3D Reconstruction of non-visible surfaces of objects from a Single Depth View -- Comparative Study
Rafał Staszak, Piotr Michałek, Jakub Chudziński, Marek Kopicki, Dominik Belter
TL;DR
This work tackles reconstructing the full geometry of objects from a single RGB-D view by contrasting two neural approaches. DeepSDF behaves in 3D space by predicting the Signed Distance Function for points with a latent object code, while MirrorNet reconstructs occluded surfaces by generating depth images from the opposite viewpoint. Results on ShapeNet categories show MirrorNet achieves substantially faster inference (≈$22$ ms) and often better Hausdorff accuracy (≈2–3× smaller than DeepSDF), with comparable Chamfer distances, though it may omit surfaces not observed from the input view.
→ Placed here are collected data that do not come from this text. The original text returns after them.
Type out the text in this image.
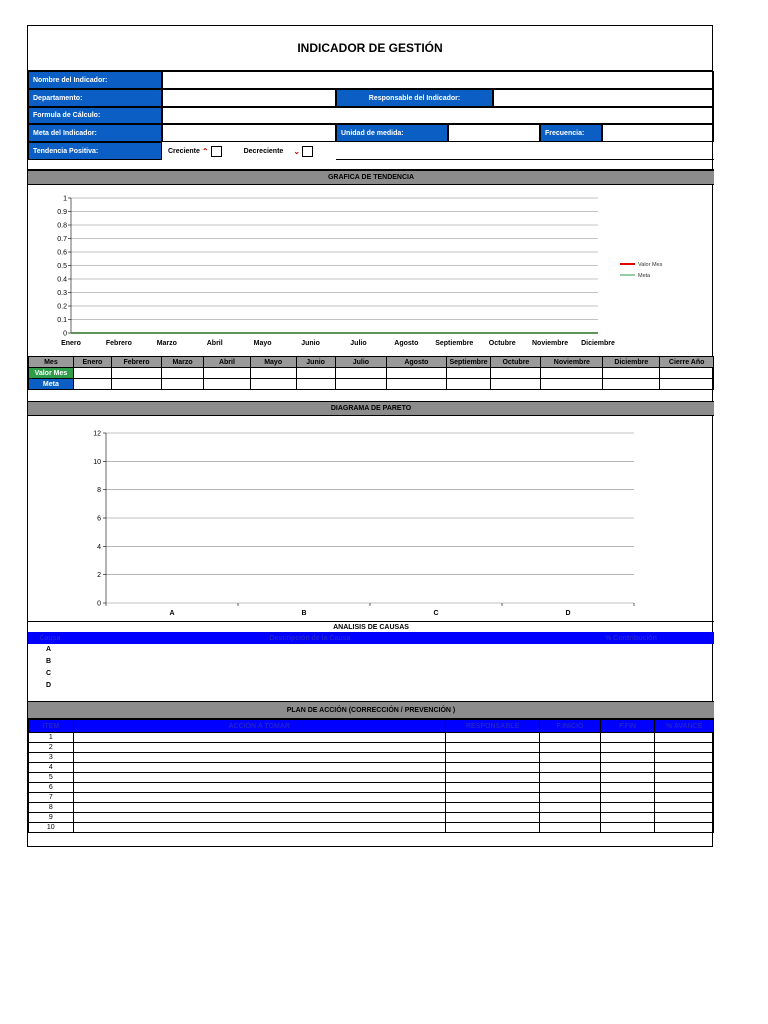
INDICADOR DE GESTIÓN
Nombre del Indicador:
Departamento:	Responsable del Indicador:
Formula de Cálculo:
Meta del Indicador:	Unidad de medida:	Frecuencia:
Tendencia Positiva:	Creciente ⌃	Decreciente ⌄
GRAFICA DE TENDENCIA
0
0.1
0.2
0.3
0.4
0.5
0.6
0.7
0.8
0.9
1
Enero	Febrero	Marzo	Abril	Mayo	Junio	Julio	Agosto Septiembre Octubre Noviembre Diciembre
Valor Mes
Meta
Mes	Enero	Febrero	Marzo	Abril	Mayo	Junio	Julio	Agosto	Septiembre	Octubre	Noviembre	Diciembre	Cierre Año
Valor Mes													
Meta													
DIAGRAMA DE PARETO
0
2
4
6
8
10
12
A	B	C	D
ANALISIS DE CAUSAS
Causa	Descripción de la Causa	% Contribución
A
B
C
D
PLAN DE ACCIÓN (CORRECCIÓN / PREVENCIÓN )
ITEM	ACCIÓN A TOMAR	RESPONSABLE	F.INICIO	F.FIN	% AVANCE
1					
2					
3					
4					
5					
6					
7					
8					
9					
10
The findings suggest view-dependent depth generation offers a practical, fast alternative for single-view 3D reconstruction in robotics, with potential applications in fast grasping and manipulation.
Abstract
Scene and object reconstruction is an important problem in robotics, in particular in planning collision-free trajectories or in object manipulation. This paper compares two strategies for the reconstruction of nonvisible parts of the object surface from a single RGB-D camera view. The first method, named DeepSDF predicts the Signed Distance Transform to the object surface for a given point in 3D space. The second method, named MirrorNet reconstructs the occluded objects' parts by generating images from the other side of the observed object. Experiments performed with objects from the ShapeNet dataset, show that the view-dependent MirrorNet is faster and has smaller reconstruction errors in most categories.